The fixed-price incentive multiyear contract for 10 Block IV subs provides for two ships per year over the five-year period, each yard delivering one sub per year. The two shipbuilders share equally in a teaming arrangement to build the subs, with each yard responsible for certain portions of each hull.
“The Block IV award is the largest shipbuilding contract in US Navy history in terms of total dollar value,” said Rear Adm. Dave Johnson, program executive officer for submarines at Naval Sea Systems Command (NAVSEA). It “builds upon the Virginia-class program’s successful Navy and industry relationship,” he added, calling the program “a model of acquisition excellence.”
Finally, some good news on the shipbuilding front. In spite of the weird split-yard building technique, which we can’t imagine really improves efficiency, the Virginia class has generally been a well run program, with most boats on time and on budget.
We don’t really tend to talk about subs here much. Partly that’s because the submarine service is rather tight-lipped about what it is they actually do. Mostly, though, its because a well run program doesn’t seem to generate nearly the number of press releases, blog posts, or editorials that a monumental screw-up like the LCS program does.

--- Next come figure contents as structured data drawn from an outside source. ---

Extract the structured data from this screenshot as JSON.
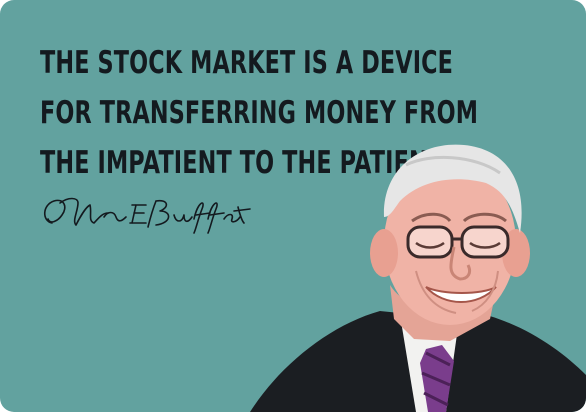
{
  "quote": {
    "lines": [
      "THE STOCK MARKET IS A DEVICE",
      "FOR TRANSFERRING MONEY FROM",
      "THE IMPATIENT TO THE PATIENT"
    ]
  },
  "signature": {
    "text": "Warren E Buffett",
    "icon": "handwritten-signature"
  },
  "portrait": {
    "icon": "person-portrait"
  },
  "colors": {
    "background": "#62a29f",
    "text": "#141a1f",
    "suit": "#1b1e22",
    "tie": "#7a3d8c"
  }
}
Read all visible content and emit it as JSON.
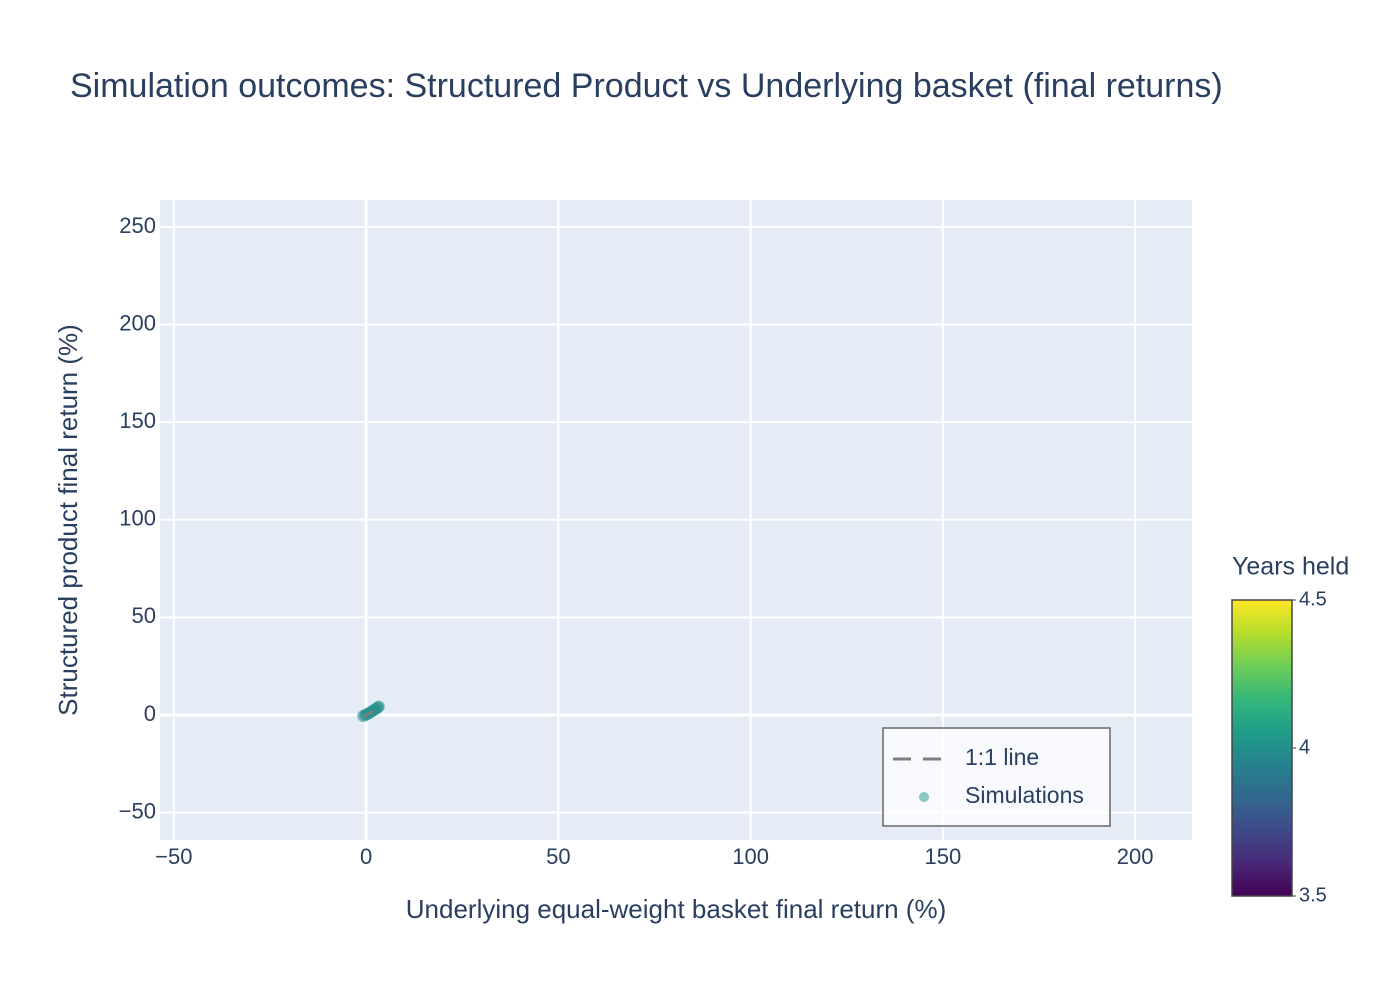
{
  "chart_data": {
    "type": "scatter",
    "title": "Simulation outcomes: Structured Product vs Underlying basket (final returns)",
    "x_label": "Underlying equal-weight basket final return (%)",
    "y_label": "Structured product final return (%)",
    "xlim": [
      -53.6,
      214.8
    ],
    "ylim": [
      -64,
      263.8
    ],
    "xticks": [
      {
        "value": -50,
        "label": "−50"
      },
      0,
      50,
      100,
      150,
      200
    ],
    "yticks": [
      {
        "value": -50,
        "label": "−50"
      },
      0,
      50,
      100,
      150,
      200,
      250
    ],
    "grid": true,
    "legend_position": "bottom-right",
    "series": [
      {
        "name": "1:1 line",
        "type": "line",
        "color": "#7f7f7f",
        "dash": true,
        "x": [
          -0.8,
          3.3
        ],
        "y": [
          -0.8,
          3.3
        ]
      },
      {
        "name": "Simulations",
        "type": "scatter",
        "color": "#21918c",
        "x": [
          -0.8,
          -0.3,
          0,
          0.4,
          0.8,
          1.2,
          1.6,
          2,
          2.4,
          2.8,
          3.1,
          3.3
        ],
        "y": [
          -0.5,
          -0.2,
          0.3,
          0.6,
          1,
          1.5,
          2,
          2.5,
          3,
          3.5,
          4,
          4.3
        ],
        "years": [
          4,
          4,
          4,
          4,
          4,
          4,
          4,
          4,
          4,
          4,
          4,
          4
        ]
      }
    ],
    "colorbar": {
      "title": "Years held",
      "lim": [
        3.5,
        4.5
      ],
      "ticks": [
        3.5,
        4,
        4.5
      ],
      "colorscale": [
        "#440154",
        "#482878",
        "#3e4989",
        "#31688e",
        "#26828e",
        "#1f9e89",
        "#35b779",
        "#6ece58",
        "#b5de2b",
        "#fde725"
      ]
    }
  }
}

And its nice to see the Navy finally buying two a year. The predecessor SSN-688 class averaged about 2.5 deliveries a year, with a total of 62 delivered over the life of the program. Of that total, 40 are still in service, but many are rapidly approaching retirement age. Clearly, the Navy will need even more Virginia class boats in the out years. And at $1.7 billion and change per boat, that’s something of a steal.